Dopiero wtedy dowiedział się, ze trzeba wcześniej złożyć do oceny swoje prace plastyczne. W następnym roku pojechał już ze swoimi pracami, ale egzamin oblał. Ale tak się złożyło, ze znany reżyser Andrzej Trzos-Rastawiecki wybrał jego na bohatera swego dokumentalnego filmu Egzamin, opowiadającego właśnie o tym jak uparty wiejski chłopak chce zostać artystą, oblewa egzamin i poprzysięga wrócić za rok.. Na szczęście zainteresował się nim prof. Chmielewski, zaproponował jemu, by przywiózł mu do oceny i korekty swoje prace. To Stanisławowi pomogło, z dwuletnim opóźnieniem, został przyjęty do słynnej stołecznej szkoły na wydział rzeźby.
Studia na wydziale rzeźby Warszawskiej Akademii Sztuk Pięknych, pod kierunkiem profesora Bohdana Chmielewskiego ukończył w roku 1975.
Po studiach wrócił w rodzinne strony, by zamieszkać we wsi Puchały. Tam pracował twórczo aż do wyjazdu do USA. Swoje prace, z grupą realistów Zachęta, wystawiał w Warszawie, Krakowie i Jeleniej Górze. Dorobek artystyczny tamtego okresu to między innymi głowa Tadeusza Kościuszki, którą można oglądać w Muzeum Kazimierza Pułaskiego w Warce, rzeźba Matka-obecnie w zbiorach Muzeum Rolnictwa w Ciechanowcu, pomnik Adama Mickiewicza w Kolnie, medal na Ogólnopolską Inaugurację Roku Szkolnego (1979) oraz ołtarz i Droga Krzyżowa do kościoła w Wygodzie koło Łomży.
Do USA przyjechał w 1981 roku. Przypadkowo znalazł ogłoszenie w magazynie “Stone in America”, że firma granitowa poszukuje rzeźbiarza.Nie zamierzał tu zostawać, w Polsce wiodło się jemu dobrze, chciał tylko zobaczyć ten kraj… Nie zamierzał zostawać, ale został. Dlaczego? Nie chciał być rzeźbiarzem powiatowym, chciał jako rzeźbiarz zmierzyć się ze światem. Drugim z powodów pozostania było to, że w Polsce wprowadzono Stan Wojenny. Wpływ miała też technika rzeźbienia. Narzędzia pneumatyczne, a zwykłe dłuta rzeźbiarskie?

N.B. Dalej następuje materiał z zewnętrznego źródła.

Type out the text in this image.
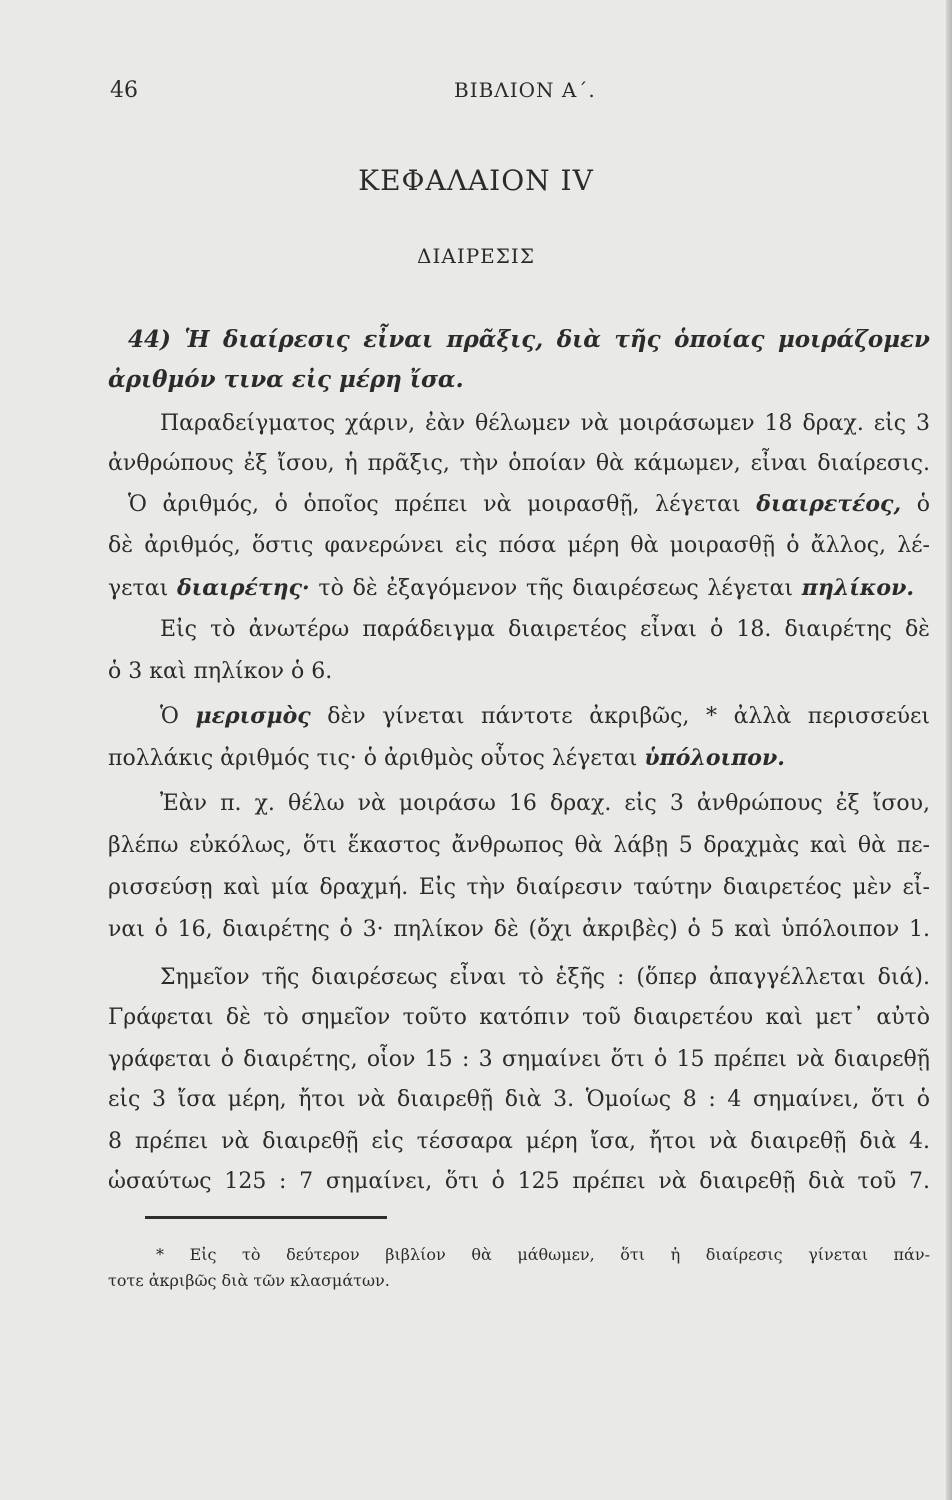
46	ΒΙΒΛΙΟΝ Α΄.
ΚΕΦΑΛΑΙΟΝ IV
ΔΙΑΙΡΕΣΙΣ
44) Ἡ διαίρεσις εἶναι πρᾶξις, διὰ τῆς ὁποίας μοιράζομεν
ἀριθμόν τινα εἰς μέρη ἴσα.
Παραδείγματος χάριν, ἐὰν θέλωμεν νὰ μοιράσωμεν 18 δραχ. εἰς 3
ἀνθρώπους ἐξ ἴσου, ἡ πρᾶξις, τὴν ὁποίαν θὰ κάμωμεν, εἶναι διαίρεσις.
Ὁ ἀριθμός, ὁ ὁποῖος πρέπει νὰ μοιρασθῇ, λέγεται διαιρετέος, ὁ
δὲ ἀριθμός, ὅστις φανερώνει εἰς πόσα μέρη θὰ μοιρασθῇ ὁ ἄλλος, λέ-
γεται διαιρέτης· τὸ δὲ ἐξαγόμενον τῆς διαιρέσεως λέγεται πηλίκον.
Εἰς τὸ ἀνωτέρω παράδειγμα διαιρετέος εἶναι ὁ 18. διαιρέτης δὲ
ὁ 3 καὶ πηλίκον ὁ 6.
Ὁ μερισμὸς δὲν γίνεται πάντοτε ἀκριβῶς, * ἀλλὰ περισσεύει
πολλάκις ἀριθμός τις· ὁ ἀριθμὸς οὗτος λέγεται ὑπόλοιπον.
Ἐὰν π. χ. θέλω νὰ μοιράσω 16 δραχ. εἰς 3 ἀνθρώπους ἐξ ἴσου,
βλέπω εὐκόλως, ὅτι ἕκαστος ἄνθρωπος θὰ λάβῃ 5 δραχμὰς καὶ θὰ πε-
ρισσεύσῃ καὶ μία δραχμή. Εἰς τὴν διαίρεσιν ταύτην διαιρετέος μὲν εἶ-
ναι ὁ 16, διαιρέτης ὁ 3· πηλίκον δὲ (ὄχι ἀκριβὲς) ὁ 5 καὶ ὑπόλοιπον 1.
Σημεῖον τῆς διαιρέσεως εἶναι τὸ ἑξῆς : (ὅπερ ἀπαγγέλλεται διά).
Γράφεται δὲ τὸ σημεῖον τοῦτο κατόπιν τοῦ διαιρετέου καὶ μετ᾽ αὐτὸ
γράφεται ὁ διαιρέτης, οἷον 15 : 3 σημαίνει ὅτι ὁ 15 πρέπει νὰ διαιρεθῇ
εἰς 3 ἴσα μέρη, ἤτοι νὰ διαιρεθῇ διὰ 3. Ὁμοίως 8 : 4 σημαίνει, ὅτι ὁ
8 πρέπει νὰ διαιρεθῇ εἰς τέσσαρα μέρη ἴσα, ἤτοι νὰ διαιρεθῇ διὰ 4.
ὡσαύτως 125 : 7 σημαίνει, ὅτι ὁ 125 πρέπει νὰ διαιρεθῇ διὰ τοῦ 7.
* Εἰς τὸ δεύτερον βιβλίον θὰ μάθωμεν, ὅτι ἡ διαίρεσις γίνεται πάν-
τοτε ἀκριβῶς διὰ τῶν κλασμάτων.
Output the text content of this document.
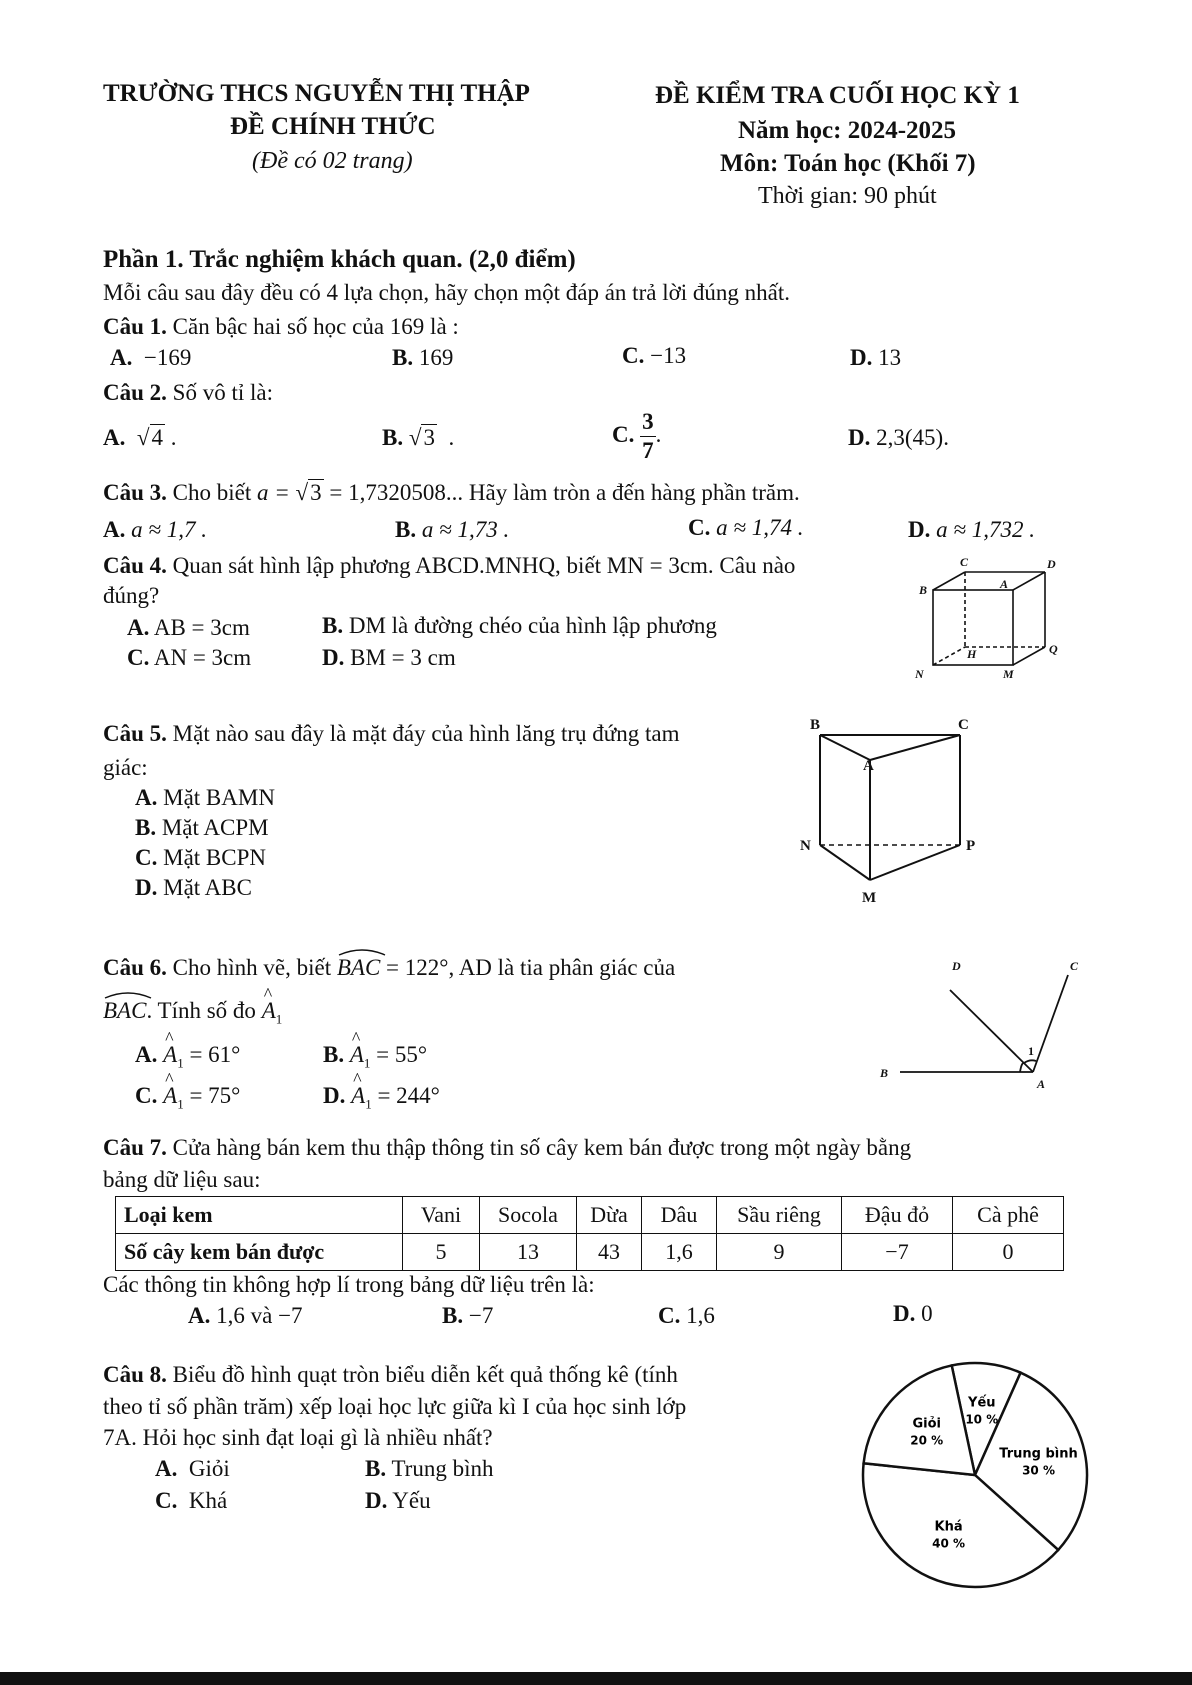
TRƯỜNG THCS NGUYỄN THỊ THẬP
ĐỀ CHÍNH THỨC
(Đề có 02 trang)
ĐỀ KIỂM TRA CUỐI HỌC KỲ 1
Năm học: 2024-2025
Môn: Toán học (Khối 7)
Thời gian: 90 phút
Phần 1. Trắc nghiệm khách quan. (2,0 điểm)
Mỗi câu sau đây đều có 4 lựa chọn, hãy chọn một đáp án trả lời đúng nhất.
Câu 1. Căn bậc hai số học của 169 là :
A. −169	B. 169	C. −13	D. 13
Câu 2. Số vô tỉ là:
A. √4 .	B. √3  .	C. $\frac{3}{7}$ .	D. 2,3(45).
Câu 3. Cho biết a = √3 = 1,7320508... Hãy làm tròn a đến hàng phần trăm.
A. a ≈ 1,7 .	B. a ≈ 1,73 .	C. a ≈ 1,74 .	D. a ≈ 1,732 .
Câu 4. Quan sát hình lập phương ABCD.MNHQ, biết MN = 3cm. Câu nào
đúng?
A. AB = 3cm	B. DM là đường chéo của hình lập phương
C. AN = 3cm	D. BM = 3 cm
C	D
B	A
H	Q
N	M
Câu 5. Mặt nào sau đây là mặt đáy của hình lăng trụ đứng tam
giác:
A. Mặt BAMN
B. Mặt ACPM
C. Mặt BCPN
D. Mặt ABC
B	C
A
N	P
M
Câu 6. Cho hình vẽ, biết BAC = 122°, AD là tia phân giác của
BAC. Tính số đo ^ $A_1$
A. ^ $A_1 = 61^\circ$	B. ^ $A_1 = 55^\circ$
C. ^ $A_1 = 75^\circ$	D. ^ $A_1 = 244^\circ$
D	C
B
A
1
Câu 7. Cửa hàng bán kem thu thập thông tin số cây kem bán được trong một ngày bằng
bảng dữ liệu sau:
Loại kem	Vani	Socola	Dừa	Dâu	Sầu riêng	Đậu đỏ	Cà phê
Số cây kem bán được	5	13	43	1,6	9	−7	0
Các thông tin không hợp lí trong bảng dữ liệu trên là:
A. 1,6 và −7	B. −7	C. 1,6	D. 0
Câu 8. Biểu đồ hình quạt tròn biểu diễn kết quả thống kê (tính
theo tỉ số phần trăm) xếp loại học lực giữa kì I của học sinh lớp
7A. Hỏi học sinh đạt loại gì là nhiều nhất?
A. Giỏi	B. Trung bình
C. Khá	D. Yếu
Yếu
10 %
Trung bình
30 %
Khá
40 %
Giỏi
20 %
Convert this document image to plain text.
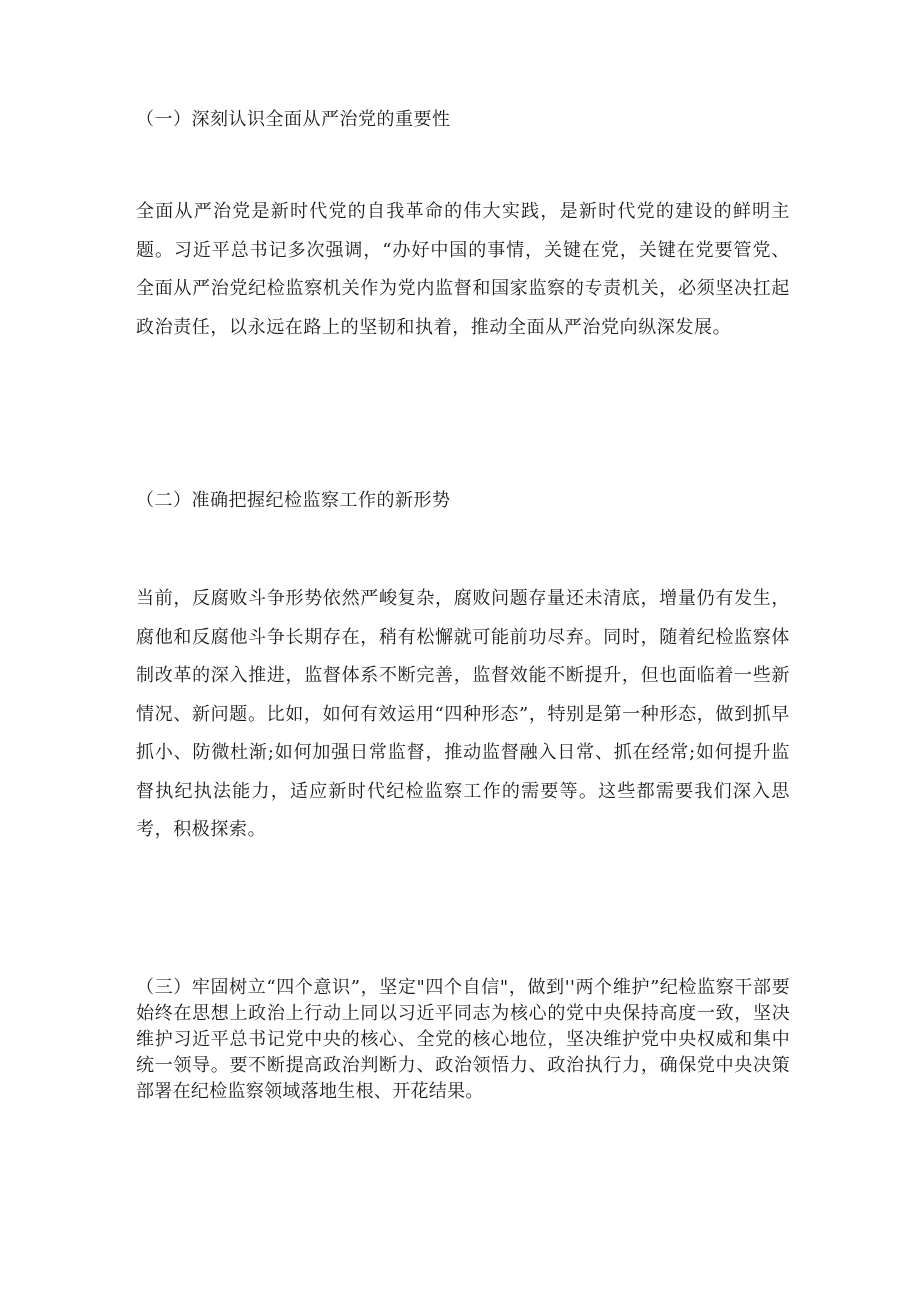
（一）深刻认识全面从严治党的重要性
全面从严治党是新时代党的自我革命的伟大实践，是新时代党的建设的鲜明主题。习近平总书记多次强调，“办好中国的事情，关键在党，关键在党要管党、全面从严治党纪检监察机关作为党内监督和国家监察的专责机关，必须坚决扛起政治责任，以永远在路上的坚韧和执着，推动全面从严治党向纵深发展。
（二）准确把握纪检监察工作的新形势
当前，反腐败斗争形势依然严峻复杂，腐败问题存量还未清底，增量仍有发生，腐他和反腐他斗争长期存在，稍有松懈就可能前功尽弃。同时，随着纪检监察体制改革的深入推进，监督体系不断完善，监督效能不断提升，但也面临着一些新情况、新问题。比如，如何有效运用“四种形态”，特别是第一种形态，做到抓早抓小、防微杜渐;如何加强日常监督，推动监督融入日常、抓在经常;如何提升监督执纪执法能力，适应新时代纪检监察工作的需要等。这些都需要我们深入思考，积极探索。
（三）牢固树立“四个意识”，坚定"四个自信"，做到''两个维护”纪检监察干部要始终在思想上政治上行动上同以习近平同志为核心的党中央保持高度一致，坚决维护习近平总书记党中央的核心、全党的核心地位，坚决维护党中央权威和集中统一领导。要不断提高政治判断力、政治领悟力、政治执行力，确保党中央决策部署在纪检监察领域落地生根、开花结果。
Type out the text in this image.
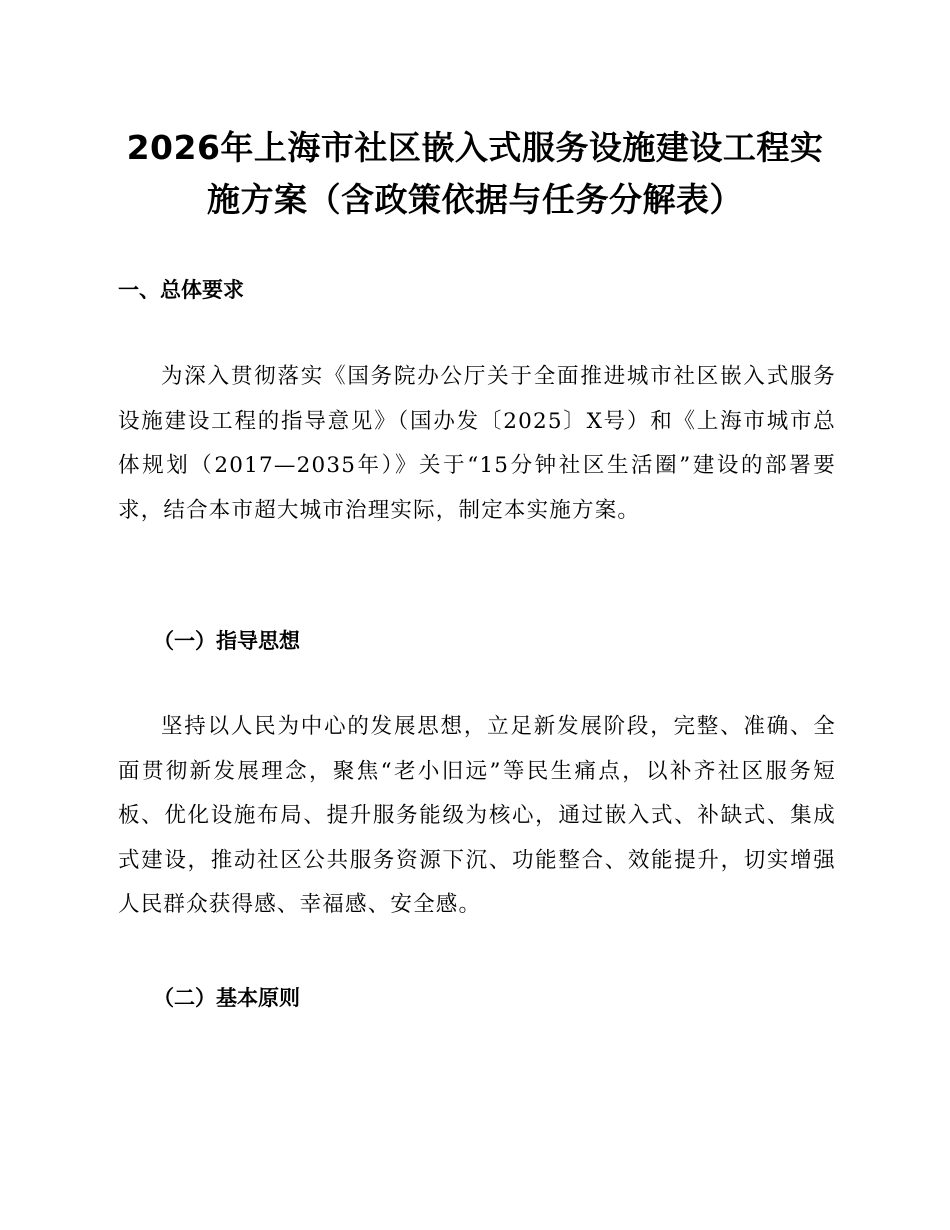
2026年上海市社区嵌入式服务设施建设工程实施方案（含政策依据与任务分解表）
一、总体要求

为深入贯彻落实《国务院办公厅关于全面推进城市社区嵌入式服务设施建设工程的指导意见》（国办发〔2025〕X号）和《上海市城市总体规划（2017—2035年）》关于“15分钟社区生活圈”建设的部署要求，结合本市超大城市治理实际，制定本实施方案。

（一）指导思想

坚持以人民为中心的发展思想，立足新发展阶段，完整、准确、全面贯彻新发展理念，聚焦“老小旧远”等民生痛点，以补齐社区服务短板、优化设施布局、提升服务能级为核心，通过嵌入式、补缺式、集成式建设，推动社区公共服务资源下沉、功能整合、效能提升，切实增强人民群众获得感、幸福感、安全感。

（二）基本原则
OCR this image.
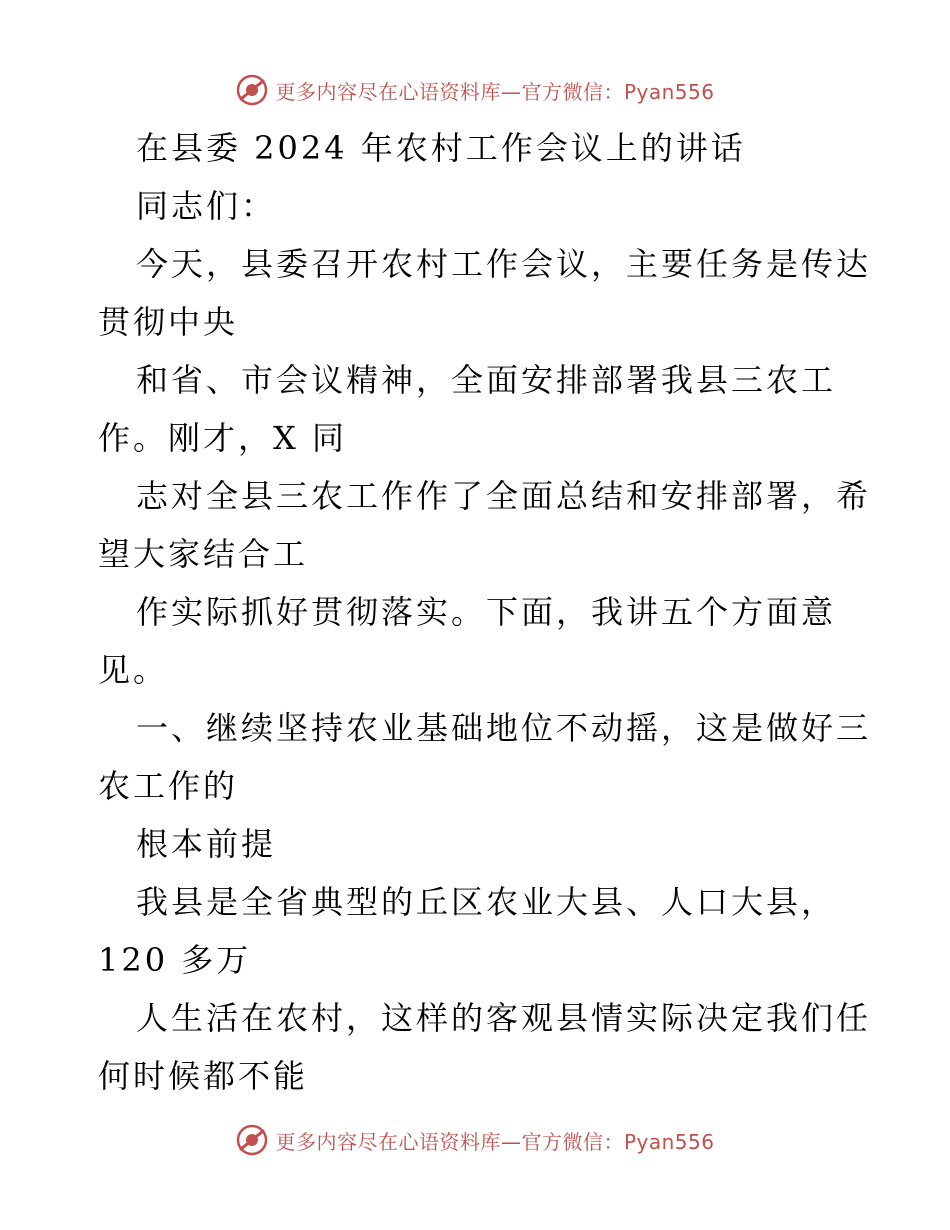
更多内容尽在心语资料库—官方微信：Pyan556
在县委 2024 年农村工作会议上的讲话
同志们：
今天，县委召开农村工作会议，主要任务是传达
贯彻中央
和省、市会议精神，全面安排部署我县三农工
作。刚才，X 同
志对全县三农工作作了全面总结和安排部署，希
望大家结合工
作实际抓好贯彻落实。下面，我讲五个方面意
见。
一、继续坚持农业基础地位不动摇，这是做好三
农工作的
根本前提
我县是全省典型的丘区农业大县、人口大县，
120 多万
人生活在农村，这样的客观县情实际决定我们任
何时候都不能
更多内容尽在心语资料库—官方微信：Pyan556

W USA, po dwuletniej pracy dla firmy granitowej w Nowym Jorku, artysta przeprowadził się do Barre w stanie Vermont. Tutaj też, w pracowni, która mieści się w największej firmie granitowej świata Rock of Ages, tworzy swoje monumentalne dzieła z granitu.
W swoim amerykańskim dorobku artysta ma osiem granitowych pomników. Najbardziej z nich znane to: pomnik Krzysztofa Kolumba w Waterbury, Conn. (1983), pomnik ks. Jerzego Popiełuszki w Nowym Jorku (1990), pomnik Perry’ego Como w jego rodzinnym mieście Cannonsburg, Pa. (1999), pomnik Edmunda Muskiego w Rumford, Maine (2000), i pomnik Jana Pawła II w Amerykańskiej Częstochowie.
Lutostański jest też autorem pomnika ks. Jerzego Popiełuszki (New Britain w Connecticut) i pomnika Emigrantów Holenderskich (Montreal). W latach 1996 i 1997 rzeźbiarz reprezentował stan Vermont na Expo Stanów Wschodnich w Massachusetts. Jego pokaz rzeźby w granicie cieszył się ogromnym powodzeniem.
Stanisław Lutostański nie zapomina o rodzinnych stronach. Co kilka lat odwiedza swój i rodzinny dom, gdzie się wychował.